The respective Chairmen of COMESA (Common Market for Eastern and Southern Africa), EAC (East African Community), and SADC (Southern African Development Community), three of Africa´s most important regional economic communities, met with representatives of international aid and development agencies to discuss a key project for enhancing transport infrastructure throughout the whole region. Supported by the United Kingdom‘s (UK) Department of International Development (DFID), the three regional blocs are seeking to build a reliable and modern transport network that will foster international trade by improving the efficiency of transport infrastructure and lower costs.
The integrated North-south Corridor project aims not only at improving transport facilities such as highways and railways, but also at simplifying customs and regulatory procedures, and improving power supply and transmission throughout the 12 Southern Africa Power Pool.
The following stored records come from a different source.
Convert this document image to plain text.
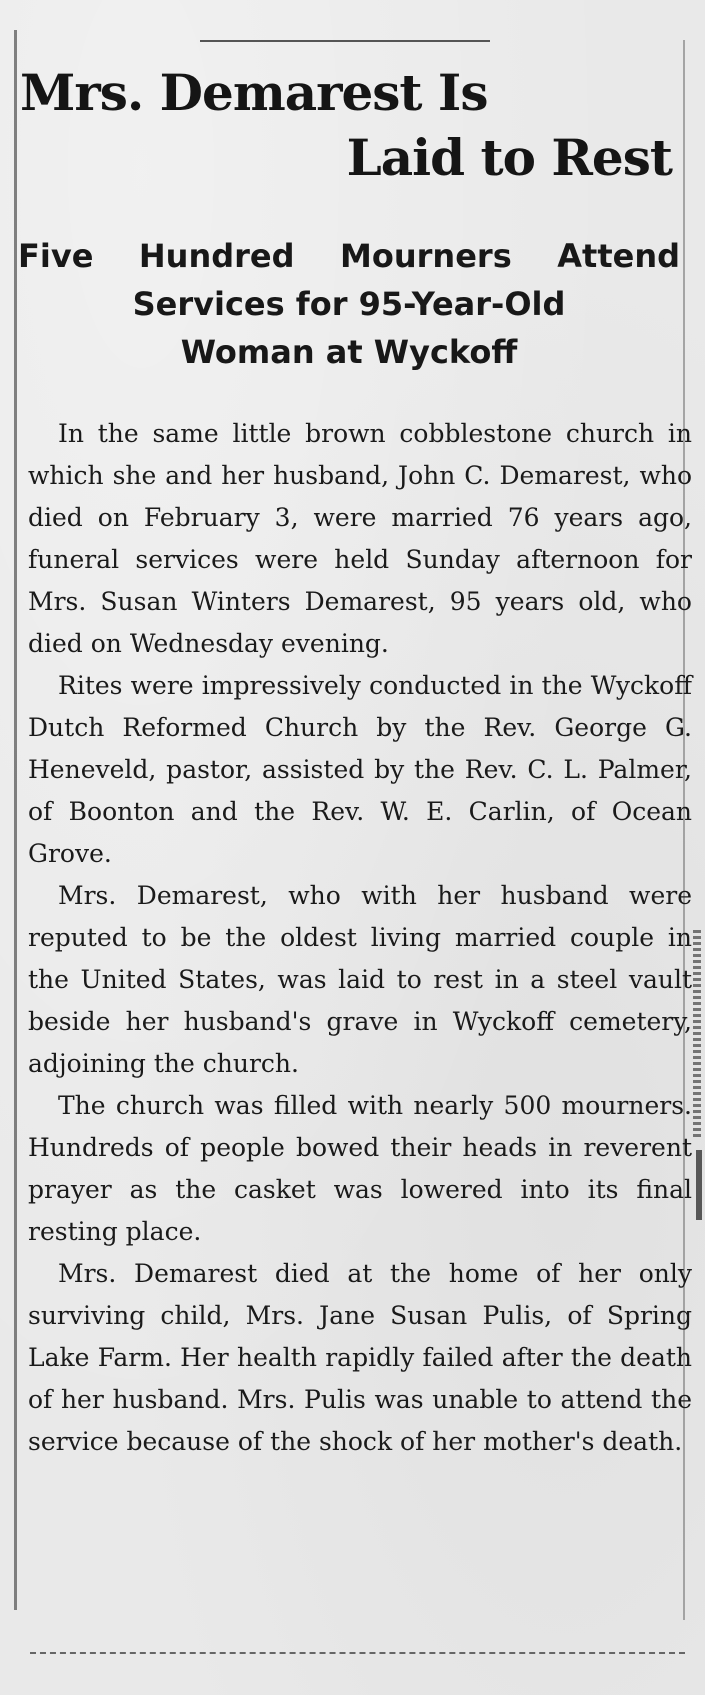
Mrs. Demarest Is
Laid to Rest
Five Hundred Mourners Attend
Services for 95-Year-Old
Woman at Wyckoff

In the same little brown cobblestone church in which she and her husband, John C. Demarest, who died on February 3, were married 76 years ago, funeral services were held Sunday afternoon for Mrs. Susan Winters Demarest, 95 years old, who died on Wednesday evening.

Rites were impressively conducted in the Wyckoff Dutch Reformed Church by the Rev. George G. Heneveld, pastor, assisted by the Rev. C. L. Palmer, of Boonton and the Rev. W. E. Carlin, of Ocean Grove.

Mrs. Demarest, who with her husband were reputed to be the oldest living married couple in the United States, was laid to rest in a steel vault beside her husband's grave in Wyckoff cemetery, adjoining the church.

The church was filled with nearly 500 mourners. Hundreds of people bowed their heads in reverent prayer as the casket was lowered into its final resting place.

Mrs. Demarest died at the home of her only surviving child, Mrs. Jane Susan Pulis, of Spring Lake Farm. Her health rapidly failed after the death of her husband. Mrs. Pulis was unable to attend the service because of the shock of her mother's death.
The initiative will directly affect the eight African countries through which the corridor will run (Botswana, Democratic Republic of Congo, Malawi, Mozambique, South Africa, Tanzania, Zambia, and Zimbabwe) and indirectly benefit other neighboring countries.
With the overall objective of fostering development and economic growth through trade facilitation, the project foresees that along with the smoother flow of transport and the speeding up of border crossings, a further integration of regional and international markets, and a stimulus to Foreign Direct Investment (FDI) will come.
The North-South Corridor consists of the integration of two priority corridors previously planned by the NEPAD (New Partnership for Africa's Development) which is supported by a World Trade Organization (WTO) pilot Aid-for-Trade programme: i) the Dar es Salaam Corridor which will link Dar es Salaam port in Tanzania with the Copperbelt in the Democratic Republic of Congo and Zambia; and ii) the North-South Corridor linking the Copperbelt to South Africa’s ports. The cost of implementing the integrated corridor is estimated at US$ 1 billion and is expected to take 5 to 10 years to complete.
Further negotiations to advance the project will take place during a conference to be held in Lusaka, Zambia, with the participation of international organizations and foreign governments such as the African Development Bank, the African Union, British DFID authorities, the European Union Trade Commission, the World Bank, and the World Trade Organization. The comprehensive participation of international stakeholders responds both to recognition of Africa´s lack of means to support trade-led development and to attractive prospects of future benefits. From the WTO´s standpoint the support of underdeveloped African countries is key to unlocking at least part of the strong opposition to the Doha Round negotiations. For the UK and the EU, the prospect of privileged access to lucrative investment initiatives has probably exercised considerable influence.